Il s’agit là d’une obligation légale inscrite dans la Loi du 17 août 2017 « Portant création organisation et fonctionnement du Fonds national de l’éducation (FNÉ) ». Au chapitre 2 (article 10(o), Section I) de cette loi, il est précisé que « Le Conseil d’administration a pour attributions « (…) d’examiner le rapport du vérificateur externe, [de] faire le suivi des avis émis par ce dernier et [de] faire publier le rapport d’audit dans les six mois suivant la clôture de l’exercice ». En ce qui a trait à cette obligation légale, le constat est flagrant : le site officiel du Fonds national de l’éducation ne comprend aucun document attestant la réalisation et la publication d’un quelconque « rapport d’audit dans les six mois suivant la clôture de l’exercice » pour la période 2017 à 2024. De surcroît, il ne comprend aucun document attestant la réalisation et la publication d’un quelconque « rapport d’audit dans les six mois suivant la clôture de l’exercice » pour la période au cours de laquelle les ministres de facto Nesmy Manigat et Patrick Boisvert exerçaient légalement la tutelle du Fonds national de l’éducation conformément à la Loi du 17 août 2017. À cette obligation légale correspond, sur le mode d’un contrefeu systémique, la stratégie de l’omertà couplée à celle de l’« invisibilisation » de la corruption dans l’Administration publique haïtienne en général et singulièrement dans le système éducatif national (voir notre article « La corruption au Fonds national de l’éducation en Haïti : ce que nous enseignent l’absence d’états financiers et l’inexistence d’audits comptables entre 2017 et 2024, Madinin’Art, 3 mai 2024).
L’obligation de procéder à un audit exhaustif (1) de la gestion de toutes les opérations du FNÉ en tant qu’institution soumise aux prescrits de la Loi du 17 août 2017 et également (2) l’obligation de procéder à un audit exhaustif de la gestion du conseil [d’administration du FNÉ] qui est assurée par le ministre de l’Éducation nationale, ainsi que celle de sa vice-présidence assurée par le ministre de l’Économie et des finances est légalement fondée et le directeur de l’ULCC, Me Hans Ludwig Joseph, juriste de son état, en est sans doute bien informé.

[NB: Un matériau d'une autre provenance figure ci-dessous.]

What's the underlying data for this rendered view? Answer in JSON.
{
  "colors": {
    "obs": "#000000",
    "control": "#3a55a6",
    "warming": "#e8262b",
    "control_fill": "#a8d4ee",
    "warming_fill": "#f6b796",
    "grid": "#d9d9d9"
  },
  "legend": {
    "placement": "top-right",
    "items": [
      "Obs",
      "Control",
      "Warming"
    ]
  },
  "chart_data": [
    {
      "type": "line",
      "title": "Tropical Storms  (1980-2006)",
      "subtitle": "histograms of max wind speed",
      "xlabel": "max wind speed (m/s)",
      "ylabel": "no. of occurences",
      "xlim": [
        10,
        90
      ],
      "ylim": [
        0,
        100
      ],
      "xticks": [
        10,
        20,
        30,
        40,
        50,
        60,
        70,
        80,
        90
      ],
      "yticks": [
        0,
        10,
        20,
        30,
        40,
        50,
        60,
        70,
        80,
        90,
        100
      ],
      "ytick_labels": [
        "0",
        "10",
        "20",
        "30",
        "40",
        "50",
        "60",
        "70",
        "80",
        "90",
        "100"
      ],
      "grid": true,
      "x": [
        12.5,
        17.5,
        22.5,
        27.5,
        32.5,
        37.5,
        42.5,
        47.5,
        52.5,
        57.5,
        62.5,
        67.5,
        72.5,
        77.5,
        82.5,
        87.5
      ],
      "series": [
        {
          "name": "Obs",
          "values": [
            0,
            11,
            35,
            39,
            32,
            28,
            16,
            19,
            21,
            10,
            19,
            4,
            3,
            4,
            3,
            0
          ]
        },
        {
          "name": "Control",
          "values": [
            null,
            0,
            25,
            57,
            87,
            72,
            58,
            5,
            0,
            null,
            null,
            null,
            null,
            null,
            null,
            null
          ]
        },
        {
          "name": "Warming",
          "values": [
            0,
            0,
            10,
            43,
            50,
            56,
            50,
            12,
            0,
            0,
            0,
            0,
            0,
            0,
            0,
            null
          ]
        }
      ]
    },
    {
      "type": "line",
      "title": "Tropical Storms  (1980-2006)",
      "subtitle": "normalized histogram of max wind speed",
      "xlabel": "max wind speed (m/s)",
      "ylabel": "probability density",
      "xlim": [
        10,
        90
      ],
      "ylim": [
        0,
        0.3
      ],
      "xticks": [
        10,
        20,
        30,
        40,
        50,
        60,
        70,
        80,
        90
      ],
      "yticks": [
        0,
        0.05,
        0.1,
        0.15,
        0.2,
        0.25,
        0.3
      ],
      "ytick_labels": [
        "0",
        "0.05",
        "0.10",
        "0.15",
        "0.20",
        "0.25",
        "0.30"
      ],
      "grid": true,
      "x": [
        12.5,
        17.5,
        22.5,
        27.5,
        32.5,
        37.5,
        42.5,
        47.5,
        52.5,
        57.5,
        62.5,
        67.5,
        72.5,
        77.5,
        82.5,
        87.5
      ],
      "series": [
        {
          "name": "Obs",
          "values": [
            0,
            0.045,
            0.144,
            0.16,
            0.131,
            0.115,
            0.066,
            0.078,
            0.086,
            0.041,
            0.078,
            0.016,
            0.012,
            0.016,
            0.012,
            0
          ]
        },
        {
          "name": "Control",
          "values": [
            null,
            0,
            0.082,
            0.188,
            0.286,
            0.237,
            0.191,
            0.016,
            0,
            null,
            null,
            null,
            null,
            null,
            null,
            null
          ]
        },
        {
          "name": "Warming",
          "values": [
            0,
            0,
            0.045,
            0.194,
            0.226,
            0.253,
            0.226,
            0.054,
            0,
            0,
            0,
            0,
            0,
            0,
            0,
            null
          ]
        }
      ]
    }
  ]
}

Cette obligation est non seulement fondée au plan juridique, mais elle est en lien direct avec la « décharge » que doit obtenir tout ordonnateur des fonds publics –nous reviendrons là-dessus.
À cet égard, l’ULCC dispose de toutes provisions légales pour mener de rigoureuses investigations sur la responsabilité directe des deux ex-ministres de facto, Nesmy Manigat et Patrick Boisvert, dans le dispositif légal et para-légal de la corruption au Fonds national de l’éducation. La Loi du 17 août 2017 (chapitre 2 (article 10(o), Section I) énumère ces provisions légales et les attributions consignées dans le Décret créant l’ULCC en confortent la légalité. En effet, le « Décret portant création de l’Unité de lutte contre la corruption (ULCC) », daté du8 septembre 2004, stipule :
« Article 1. Il est créé un organisme à caractère administratif dénommé : Unité de lutte contre la corruption, désigné sous le sigle ULCC et placé sous la tutelle du ministre de l’Économie et des finances. L’Unité de lutte contre la corruption est dotée de la personnalité juridique, de l’autonomie administrative et financière avec juridiction sur tout le territoire de la République d’Haïti ».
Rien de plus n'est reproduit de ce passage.